Palmer v. Brg of Georgia, Inc

Decision Date26 November 1990
Docket NumberNo. 89-1667,89-1667
Citation498 U.S. 46,111 S.Ct. 401,112 L.Ed.2d 349
PartiesJay PALMER, et al. v. BRG OF GEORGIA, INC., et al
CourtU.S. Supreme Court

PER CURIAM.

In preparation for the 1985 Georgia Bar Examination, petitioners contracted to take a bar review course offered by respondent BRG of Georgia, Inc. (BRG). In this litigation they contend that the price of BRG's course was enhanced by reason of an unlawful agreement between BRG and respondent Harcourt Brace Jovanovich Legal and Professional Publications (HBJ), the Nation's largest provider of bar review materials and lecture services. The central issue is whether the 1980 agreement between respondents violated § 1 of the Sherman Act.1

HBJ began offering a Georgia bar review course on a limited basis in 1976, and was in direct, and often intense, competition with BRG during the period from 1977 to 1979. BRG and HBJ were the two main providers of bar review courses in Georgia during this time period. In early 1980, they entered into an agreement that gave BRG an exclusive license to market HBJ's material in Georgia and to use its trade name "Bar/Bri." The parties agreed that HBJ would not compete with BRG in Georgia and that BRG would not compete with HBJ outside of Georgia.2 Under the agreement, HBJ received $100 per student enrolled by BRG and 40% of all revenues over $350. Immediately after the 1980 agreement, the price of BRG's course was increased from $150 to over $400.

On petitioners' motion for partial summary judgment as to the § 1 counts in the complaint and respondents' motion for summary judgment, the District Court held that the agree- ment was lawful. The United States Court of Appeals for the Eleventh Circuit, with one judge dissenting, agreed with the District Court that per se unlawful horizontal price fixing required an explicit agreement on prices to be charged or that one party have the right to be consulted about the other's prices. The Court of Appeals also agreed with the District Court that to prove a per se violation under a geographic market allocation theory, petitioners had to show that respondents had subdivided some relevant market in which they had previously competed. 874 F.2d 1417 (1989).3 The Court of Appeals denied a petition for rehearing en banc that had been supported by the United States. 893 F.2d 293 (1990).4

In United States v. Socony-Vacuum Oil Co., 310 U.S. 150, 60 S.Ct. 811, 84 L.Ed. 1129 (1940), we held that an agreement among competitors to engage in a program of buying surplus gasoline on the spot market in order to prevent prices from falling sharply was unlawful, even though there was no direct agreement on the actual prices to be maintained. We explained that "[u]nder the Sherman Act a combination formed for the purpose and with the effect of raising, depressing, fixing, pegging, or stabilizing the price of a commodity in interstate or foreign commerce is illegal per se." Id., at 223, 60 S.Ct., at 844. See also Catalano, Inc. v. Target Sales, Inc., 446 U.S. 643, 100 S.Ct. 1925, 64 L.Ed.2d 580 (1980) (per curiam ); National Society of Professional Engineers v. United States, 435 U.S. 679, 98 S.Ct. 1355, 55 L.Ed.2d 637 (1978).

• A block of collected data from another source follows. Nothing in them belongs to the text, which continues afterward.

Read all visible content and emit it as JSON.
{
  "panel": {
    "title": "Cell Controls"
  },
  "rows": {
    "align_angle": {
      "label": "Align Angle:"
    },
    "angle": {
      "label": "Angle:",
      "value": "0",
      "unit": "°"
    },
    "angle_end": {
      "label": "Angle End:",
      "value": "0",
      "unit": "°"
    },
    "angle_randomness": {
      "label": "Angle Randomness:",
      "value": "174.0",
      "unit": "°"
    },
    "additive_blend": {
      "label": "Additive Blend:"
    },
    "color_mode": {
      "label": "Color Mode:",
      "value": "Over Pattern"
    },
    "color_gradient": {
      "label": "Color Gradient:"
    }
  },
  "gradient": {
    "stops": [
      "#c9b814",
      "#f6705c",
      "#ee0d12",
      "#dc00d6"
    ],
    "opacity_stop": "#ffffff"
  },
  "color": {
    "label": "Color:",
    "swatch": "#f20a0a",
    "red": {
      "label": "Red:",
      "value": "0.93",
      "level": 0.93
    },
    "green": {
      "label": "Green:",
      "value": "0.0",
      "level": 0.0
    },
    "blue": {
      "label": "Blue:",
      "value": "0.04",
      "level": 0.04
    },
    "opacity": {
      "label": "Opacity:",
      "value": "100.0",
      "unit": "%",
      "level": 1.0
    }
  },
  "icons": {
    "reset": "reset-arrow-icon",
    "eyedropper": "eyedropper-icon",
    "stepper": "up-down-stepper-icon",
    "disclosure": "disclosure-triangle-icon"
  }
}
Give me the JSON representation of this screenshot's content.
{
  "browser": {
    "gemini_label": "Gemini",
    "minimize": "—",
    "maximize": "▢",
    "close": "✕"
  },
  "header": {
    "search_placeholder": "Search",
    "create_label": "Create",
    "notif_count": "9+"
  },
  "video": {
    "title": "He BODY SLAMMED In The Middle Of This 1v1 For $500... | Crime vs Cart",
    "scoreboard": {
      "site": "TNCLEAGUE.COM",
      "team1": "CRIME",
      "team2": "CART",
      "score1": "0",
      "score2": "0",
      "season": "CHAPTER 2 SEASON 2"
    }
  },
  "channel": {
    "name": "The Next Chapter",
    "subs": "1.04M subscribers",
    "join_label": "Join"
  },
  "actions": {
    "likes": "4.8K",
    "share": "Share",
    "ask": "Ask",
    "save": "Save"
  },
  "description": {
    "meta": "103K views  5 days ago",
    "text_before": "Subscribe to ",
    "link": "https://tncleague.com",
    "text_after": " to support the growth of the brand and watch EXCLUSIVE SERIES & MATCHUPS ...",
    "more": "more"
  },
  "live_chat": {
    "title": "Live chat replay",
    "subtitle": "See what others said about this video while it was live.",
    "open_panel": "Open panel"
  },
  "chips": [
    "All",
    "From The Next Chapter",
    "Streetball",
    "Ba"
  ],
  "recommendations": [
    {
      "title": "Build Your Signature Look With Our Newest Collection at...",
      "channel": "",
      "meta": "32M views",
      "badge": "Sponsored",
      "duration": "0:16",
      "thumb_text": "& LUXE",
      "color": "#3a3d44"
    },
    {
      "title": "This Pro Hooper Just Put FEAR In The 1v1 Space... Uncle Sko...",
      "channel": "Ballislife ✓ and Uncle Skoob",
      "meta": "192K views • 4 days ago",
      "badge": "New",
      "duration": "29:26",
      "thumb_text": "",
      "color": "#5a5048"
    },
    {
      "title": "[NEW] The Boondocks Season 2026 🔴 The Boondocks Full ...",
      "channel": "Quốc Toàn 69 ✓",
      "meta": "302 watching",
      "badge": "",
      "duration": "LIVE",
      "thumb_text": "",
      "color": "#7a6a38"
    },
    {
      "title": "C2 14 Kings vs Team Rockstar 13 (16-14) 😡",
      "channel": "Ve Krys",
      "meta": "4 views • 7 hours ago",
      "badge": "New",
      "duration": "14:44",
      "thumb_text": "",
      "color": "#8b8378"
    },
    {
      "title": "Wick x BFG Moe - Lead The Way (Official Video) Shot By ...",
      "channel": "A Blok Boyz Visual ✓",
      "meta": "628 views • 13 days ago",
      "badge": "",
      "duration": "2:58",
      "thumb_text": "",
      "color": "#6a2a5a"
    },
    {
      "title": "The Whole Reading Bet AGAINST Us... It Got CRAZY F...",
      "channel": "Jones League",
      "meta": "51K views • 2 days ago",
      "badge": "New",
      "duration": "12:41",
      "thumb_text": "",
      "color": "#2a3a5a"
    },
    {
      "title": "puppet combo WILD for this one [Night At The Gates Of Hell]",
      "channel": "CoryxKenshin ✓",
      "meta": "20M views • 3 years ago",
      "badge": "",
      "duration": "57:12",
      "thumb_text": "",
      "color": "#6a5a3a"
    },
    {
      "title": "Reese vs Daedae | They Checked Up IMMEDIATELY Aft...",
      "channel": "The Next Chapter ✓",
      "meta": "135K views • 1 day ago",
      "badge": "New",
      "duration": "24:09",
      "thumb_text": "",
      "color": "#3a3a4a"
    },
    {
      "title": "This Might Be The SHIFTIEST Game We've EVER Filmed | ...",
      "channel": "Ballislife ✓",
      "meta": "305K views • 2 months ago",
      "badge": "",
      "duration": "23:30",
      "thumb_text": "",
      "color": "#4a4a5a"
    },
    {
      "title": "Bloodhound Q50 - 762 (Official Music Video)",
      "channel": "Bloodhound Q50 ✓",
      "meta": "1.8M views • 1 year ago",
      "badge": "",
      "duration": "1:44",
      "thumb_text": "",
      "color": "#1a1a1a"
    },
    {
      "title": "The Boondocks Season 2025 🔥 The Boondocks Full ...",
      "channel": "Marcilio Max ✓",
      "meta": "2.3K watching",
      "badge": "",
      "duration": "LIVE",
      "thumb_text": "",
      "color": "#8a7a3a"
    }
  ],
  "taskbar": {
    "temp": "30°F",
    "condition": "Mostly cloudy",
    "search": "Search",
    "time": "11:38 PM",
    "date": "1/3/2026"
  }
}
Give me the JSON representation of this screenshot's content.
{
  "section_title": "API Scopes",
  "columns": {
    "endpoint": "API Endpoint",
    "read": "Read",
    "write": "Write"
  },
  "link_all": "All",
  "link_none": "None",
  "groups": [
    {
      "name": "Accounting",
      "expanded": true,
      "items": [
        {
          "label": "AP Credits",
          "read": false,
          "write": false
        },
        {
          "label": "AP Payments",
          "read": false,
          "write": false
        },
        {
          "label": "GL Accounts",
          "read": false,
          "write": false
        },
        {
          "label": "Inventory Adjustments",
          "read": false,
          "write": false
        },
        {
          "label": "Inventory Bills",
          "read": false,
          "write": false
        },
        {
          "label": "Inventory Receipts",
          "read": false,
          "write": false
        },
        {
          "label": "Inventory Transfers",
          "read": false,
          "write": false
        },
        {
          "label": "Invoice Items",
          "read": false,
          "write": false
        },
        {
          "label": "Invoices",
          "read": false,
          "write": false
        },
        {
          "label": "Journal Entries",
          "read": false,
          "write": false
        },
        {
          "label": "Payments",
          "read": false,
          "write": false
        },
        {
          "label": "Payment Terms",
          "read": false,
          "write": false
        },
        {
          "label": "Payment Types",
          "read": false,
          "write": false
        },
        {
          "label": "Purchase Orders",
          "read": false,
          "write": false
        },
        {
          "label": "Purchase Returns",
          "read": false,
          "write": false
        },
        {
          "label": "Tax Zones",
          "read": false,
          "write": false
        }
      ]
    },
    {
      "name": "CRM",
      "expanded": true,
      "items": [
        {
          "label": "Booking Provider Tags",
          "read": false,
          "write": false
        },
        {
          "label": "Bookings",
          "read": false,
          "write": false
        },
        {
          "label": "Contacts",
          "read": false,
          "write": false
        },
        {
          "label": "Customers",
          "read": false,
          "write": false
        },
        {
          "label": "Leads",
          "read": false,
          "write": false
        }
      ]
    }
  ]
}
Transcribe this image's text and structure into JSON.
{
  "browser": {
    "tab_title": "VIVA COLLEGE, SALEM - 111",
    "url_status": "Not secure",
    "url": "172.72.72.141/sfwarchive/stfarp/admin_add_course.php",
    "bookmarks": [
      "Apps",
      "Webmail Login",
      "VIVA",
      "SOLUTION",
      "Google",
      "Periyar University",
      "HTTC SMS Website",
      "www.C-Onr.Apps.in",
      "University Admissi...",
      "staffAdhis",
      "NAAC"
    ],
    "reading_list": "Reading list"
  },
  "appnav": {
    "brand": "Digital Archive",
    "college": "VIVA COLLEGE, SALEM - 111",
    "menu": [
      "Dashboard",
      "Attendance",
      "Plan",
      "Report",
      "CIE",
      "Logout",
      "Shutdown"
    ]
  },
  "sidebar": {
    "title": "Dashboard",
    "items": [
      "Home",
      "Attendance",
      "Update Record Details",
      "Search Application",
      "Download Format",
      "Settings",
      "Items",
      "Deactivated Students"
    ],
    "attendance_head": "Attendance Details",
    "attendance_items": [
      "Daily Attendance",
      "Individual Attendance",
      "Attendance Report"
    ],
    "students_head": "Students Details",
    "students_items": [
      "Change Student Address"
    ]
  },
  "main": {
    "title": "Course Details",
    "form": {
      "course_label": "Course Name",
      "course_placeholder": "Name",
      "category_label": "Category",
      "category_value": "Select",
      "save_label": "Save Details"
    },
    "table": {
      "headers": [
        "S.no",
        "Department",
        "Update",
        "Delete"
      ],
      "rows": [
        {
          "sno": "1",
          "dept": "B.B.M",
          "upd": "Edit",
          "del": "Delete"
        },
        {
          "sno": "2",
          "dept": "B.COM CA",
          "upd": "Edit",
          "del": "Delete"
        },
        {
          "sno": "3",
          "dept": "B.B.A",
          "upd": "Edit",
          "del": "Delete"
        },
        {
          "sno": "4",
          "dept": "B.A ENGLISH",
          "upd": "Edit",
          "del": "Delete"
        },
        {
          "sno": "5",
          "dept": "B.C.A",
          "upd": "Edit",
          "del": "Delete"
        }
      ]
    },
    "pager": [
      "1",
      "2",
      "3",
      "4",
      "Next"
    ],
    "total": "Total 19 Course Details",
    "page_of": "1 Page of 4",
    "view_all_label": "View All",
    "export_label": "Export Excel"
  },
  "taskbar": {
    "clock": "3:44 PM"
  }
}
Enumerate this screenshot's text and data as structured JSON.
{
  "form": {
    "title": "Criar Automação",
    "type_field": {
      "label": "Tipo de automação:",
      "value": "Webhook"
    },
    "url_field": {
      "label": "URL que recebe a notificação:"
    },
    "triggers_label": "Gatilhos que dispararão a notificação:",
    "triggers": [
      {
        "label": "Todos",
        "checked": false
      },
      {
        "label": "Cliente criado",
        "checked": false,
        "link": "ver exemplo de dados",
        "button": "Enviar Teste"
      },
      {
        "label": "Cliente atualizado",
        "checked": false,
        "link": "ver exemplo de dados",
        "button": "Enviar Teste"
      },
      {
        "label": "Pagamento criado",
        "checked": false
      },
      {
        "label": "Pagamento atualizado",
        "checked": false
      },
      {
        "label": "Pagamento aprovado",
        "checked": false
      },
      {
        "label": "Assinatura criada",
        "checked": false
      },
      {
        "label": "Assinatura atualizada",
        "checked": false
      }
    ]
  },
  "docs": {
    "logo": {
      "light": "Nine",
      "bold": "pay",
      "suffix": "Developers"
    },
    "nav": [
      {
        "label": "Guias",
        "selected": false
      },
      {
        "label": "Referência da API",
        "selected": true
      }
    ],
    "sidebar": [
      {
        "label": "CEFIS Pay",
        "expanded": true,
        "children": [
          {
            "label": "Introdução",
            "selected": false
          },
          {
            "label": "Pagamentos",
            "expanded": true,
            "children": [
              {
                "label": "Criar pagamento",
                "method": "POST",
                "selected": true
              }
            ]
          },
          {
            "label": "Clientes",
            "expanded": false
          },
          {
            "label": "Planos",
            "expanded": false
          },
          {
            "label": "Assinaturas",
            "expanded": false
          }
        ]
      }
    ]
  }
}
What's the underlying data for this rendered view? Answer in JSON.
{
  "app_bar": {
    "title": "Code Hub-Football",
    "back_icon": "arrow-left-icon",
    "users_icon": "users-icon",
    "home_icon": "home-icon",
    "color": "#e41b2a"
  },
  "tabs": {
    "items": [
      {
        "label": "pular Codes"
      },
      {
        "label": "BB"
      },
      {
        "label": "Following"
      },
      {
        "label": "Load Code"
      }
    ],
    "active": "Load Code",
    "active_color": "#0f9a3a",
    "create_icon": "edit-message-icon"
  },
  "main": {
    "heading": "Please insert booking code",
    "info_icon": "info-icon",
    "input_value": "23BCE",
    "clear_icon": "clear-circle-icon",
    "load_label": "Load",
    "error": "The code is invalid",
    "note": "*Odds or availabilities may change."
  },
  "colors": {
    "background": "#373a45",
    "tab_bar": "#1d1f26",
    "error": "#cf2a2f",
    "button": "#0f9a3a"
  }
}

The revenue-sharing formula in the 1980 agreement between BRG and HBJ, coupled with the price increase that took place immediately after the parties agreed to cease competing with each other in 1980, indicates that this agreement was "formed for the purpose and with the effect of raising" the price of the bar review course. It was, therefore, plainly incorrect for the District Court to enter summary judgment in respondents' favor.5 Moreover, it is equally clear that the District Court and the Court of Appeals erred when they assumed that an allocation of markets or submarkets by competitors is not unlawful unless the market in which the two previously competed is divided between them.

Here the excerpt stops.